Cara Membuat Pizza Tanpa Oven (Teflon)
Tidak memiliki oven bukan alasan untuk tidak bisa menikmati pizza buatan sendiri. Anda bisa membuat pizza lezat menggunakan teflon atau wajan anti lengket. Berikut cara membuat pizza tanpa oven:
- Siapkan teflon atau wajan anti lengket berukuran sedang. Pastikan teflon dalam kondisi bersih dan kering.
- Olesi permukaan teflon dengan sedikit minyak atau mentega untuk mencegah adonan menempel.
- Ambil sebagian adonan pizza yang telah disiapkan. Pipihkan adonan menggunakan tangan atau rolling pin hingga membentuk lingkaran seukuran teflon. Pastikan ketebalannya merata, dengan pinggiran sedikit lebih tebal.

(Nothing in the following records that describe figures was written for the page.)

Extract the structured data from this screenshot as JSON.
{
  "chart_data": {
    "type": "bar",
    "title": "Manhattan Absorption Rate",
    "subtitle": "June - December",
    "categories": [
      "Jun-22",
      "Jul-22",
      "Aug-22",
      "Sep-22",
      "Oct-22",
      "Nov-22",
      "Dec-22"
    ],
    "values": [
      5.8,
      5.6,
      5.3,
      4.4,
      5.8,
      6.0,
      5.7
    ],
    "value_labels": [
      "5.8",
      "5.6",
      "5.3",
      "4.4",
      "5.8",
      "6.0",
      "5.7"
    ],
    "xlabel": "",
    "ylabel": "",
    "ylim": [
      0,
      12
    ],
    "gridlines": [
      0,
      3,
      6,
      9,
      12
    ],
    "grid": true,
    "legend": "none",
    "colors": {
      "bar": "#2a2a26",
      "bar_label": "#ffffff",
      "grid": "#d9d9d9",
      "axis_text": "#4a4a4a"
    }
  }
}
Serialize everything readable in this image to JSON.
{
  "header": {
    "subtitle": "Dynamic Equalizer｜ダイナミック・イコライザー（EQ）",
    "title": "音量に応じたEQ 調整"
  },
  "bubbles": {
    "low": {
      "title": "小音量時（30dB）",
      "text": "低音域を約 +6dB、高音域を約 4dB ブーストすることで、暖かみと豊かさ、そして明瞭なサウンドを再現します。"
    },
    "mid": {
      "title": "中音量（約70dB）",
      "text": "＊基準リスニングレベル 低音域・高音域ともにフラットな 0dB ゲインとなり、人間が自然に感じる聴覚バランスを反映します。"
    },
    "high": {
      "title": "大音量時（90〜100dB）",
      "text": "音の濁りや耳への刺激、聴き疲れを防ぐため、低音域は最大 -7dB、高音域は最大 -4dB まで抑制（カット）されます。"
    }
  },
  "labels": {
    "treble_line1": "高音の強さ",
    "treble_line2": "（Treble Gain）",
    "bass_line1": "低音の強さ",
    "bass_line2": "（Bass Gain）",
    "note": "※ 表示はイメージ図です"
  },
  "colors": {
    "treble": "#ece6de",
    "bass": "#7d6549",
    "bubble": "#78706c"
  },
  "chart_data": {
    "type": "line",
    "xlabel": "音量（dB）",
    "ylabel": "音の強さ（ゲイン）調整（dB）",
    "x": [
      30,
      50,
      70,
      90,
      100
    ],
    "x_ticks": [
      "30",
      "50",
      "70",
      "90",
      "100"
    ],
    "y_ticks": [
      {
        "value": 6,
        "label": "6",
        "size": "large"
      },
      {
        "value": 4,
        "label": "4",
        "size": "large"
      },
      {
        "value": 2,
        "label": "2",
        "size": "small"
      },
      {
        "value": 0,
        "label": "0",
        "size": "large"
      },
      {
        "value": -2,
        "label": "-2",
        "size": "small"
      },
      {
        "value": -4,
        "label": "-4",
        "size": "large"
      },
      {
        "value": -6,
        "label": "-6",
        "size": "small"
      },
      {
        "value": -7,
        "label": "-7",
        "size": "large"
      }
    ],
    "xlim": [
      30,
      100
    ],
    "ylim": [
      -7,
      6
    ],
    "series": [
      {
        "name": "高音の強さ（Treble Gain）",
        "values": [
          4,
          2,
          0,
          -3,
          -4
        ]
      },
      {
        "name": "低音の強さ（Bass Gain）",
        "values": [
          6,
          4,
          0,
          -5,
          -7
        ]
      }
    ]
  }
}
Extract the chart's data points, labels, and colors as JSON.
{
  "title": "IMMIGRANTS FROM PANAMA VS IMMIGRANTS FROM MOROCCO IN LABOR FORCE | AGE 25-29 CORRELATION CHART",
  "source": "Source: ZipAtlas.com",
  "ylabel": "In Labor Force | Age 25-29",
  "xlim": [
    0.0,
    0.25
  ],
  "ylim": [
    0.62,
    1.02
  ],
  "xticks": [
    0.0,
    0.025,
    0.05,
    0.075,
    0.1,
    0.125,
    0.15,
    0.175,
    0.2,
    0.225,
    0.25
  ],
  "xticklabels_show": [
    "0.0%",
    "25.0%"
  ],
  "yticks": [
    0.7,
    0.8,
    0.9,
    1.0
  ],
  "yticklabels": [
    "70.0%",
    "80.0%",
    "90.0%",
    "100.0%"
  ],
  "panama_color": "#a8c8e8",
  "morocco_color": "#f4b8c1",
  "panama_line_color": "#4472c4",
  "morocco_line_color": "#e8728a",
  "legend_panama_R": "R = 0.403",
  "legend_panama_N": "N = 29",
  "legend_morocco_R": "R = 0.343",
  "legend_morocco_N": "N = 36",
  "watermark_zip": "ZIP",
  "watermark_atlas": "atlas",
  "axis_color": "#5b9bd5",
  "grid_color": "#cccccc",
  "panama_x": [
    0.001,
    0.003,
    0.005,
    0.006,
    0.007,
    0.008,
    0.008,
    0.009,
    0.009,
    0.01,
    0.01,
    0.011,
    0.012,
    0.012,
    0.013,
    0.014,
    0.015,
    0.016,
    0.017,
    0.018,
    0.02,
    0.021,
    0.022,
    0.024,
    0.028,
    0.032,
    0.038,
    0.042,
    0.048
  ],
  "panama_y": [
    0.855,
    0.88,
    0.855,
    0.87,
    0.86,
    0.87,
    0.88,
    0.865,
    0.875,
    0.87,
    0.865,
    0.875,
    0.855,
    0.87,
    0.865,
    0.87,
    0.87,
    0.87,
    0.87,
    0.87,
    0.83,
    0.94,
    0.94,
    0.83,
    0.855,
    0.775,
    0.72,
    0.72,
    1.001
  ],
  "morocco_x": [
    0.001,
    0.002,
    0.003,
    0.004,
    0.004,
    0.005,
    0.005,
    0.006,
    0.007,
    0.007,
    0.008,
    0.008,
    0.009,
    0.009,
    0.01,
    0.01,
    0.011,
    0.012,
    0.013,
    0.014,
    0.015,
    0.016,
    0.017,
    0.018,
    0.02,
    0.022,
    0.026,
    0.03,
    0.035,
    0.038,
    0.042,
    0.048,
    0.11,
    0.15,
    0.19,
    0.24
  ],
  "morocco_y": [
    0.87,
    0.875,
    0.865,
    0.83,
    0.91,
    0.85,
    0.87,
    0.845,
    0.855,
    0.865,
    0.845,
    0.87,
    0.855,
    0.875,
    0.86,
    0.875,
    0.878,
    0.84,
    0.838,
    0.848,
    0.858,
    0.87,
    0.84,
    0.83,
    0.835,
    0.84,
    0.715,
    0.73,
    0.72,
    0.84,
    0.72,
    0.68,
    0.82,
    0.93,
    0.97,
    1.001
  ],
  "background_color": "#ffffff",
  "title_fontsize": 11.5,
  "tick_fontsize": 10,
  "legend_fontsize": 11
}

- Letakkan adonan yang telah dipipihkan di atas teflon. Tusuk-tusuk permukaan adonan dengan garpu untuk mencegah gelembung udara.
- Nyalakan kompor dengan api kecil. Panggang adonan selama 2-3 menit atau hingga bagian bawah mulai kecokelatan.
- Balik adonan dan panggang sisi lainnya selama 1-2 menit.
- Olesi permukaan adonan yang telah dipanggang dengan saus pizza. Taburi dengan keju mozzarella parut.
- Susun topping pilihan Anda di atas keju. Hindari menumpuk terlalu banyak topping agar pizza dapat matang merata.
- Tutup teflon dengan penutup yang pas. Ini penting untuk melelehkan keju dan memasak topping.
- Masak dengan api kecil selama 5-7 menit atau hingga keju meleleh dan pinggiran pizza menjadi renyah. Periksa sesekali untuk memastikan bagian bawah pizza tidak gosong.
- Setelah matang, angkat pizza dari teflon menggunakan spatula. Biarkan mendingin sejenak sebelum dipotong.
- Potong pizza menggunakan pemotong pizza atau pisau tajam. Sajikan selagi hangat.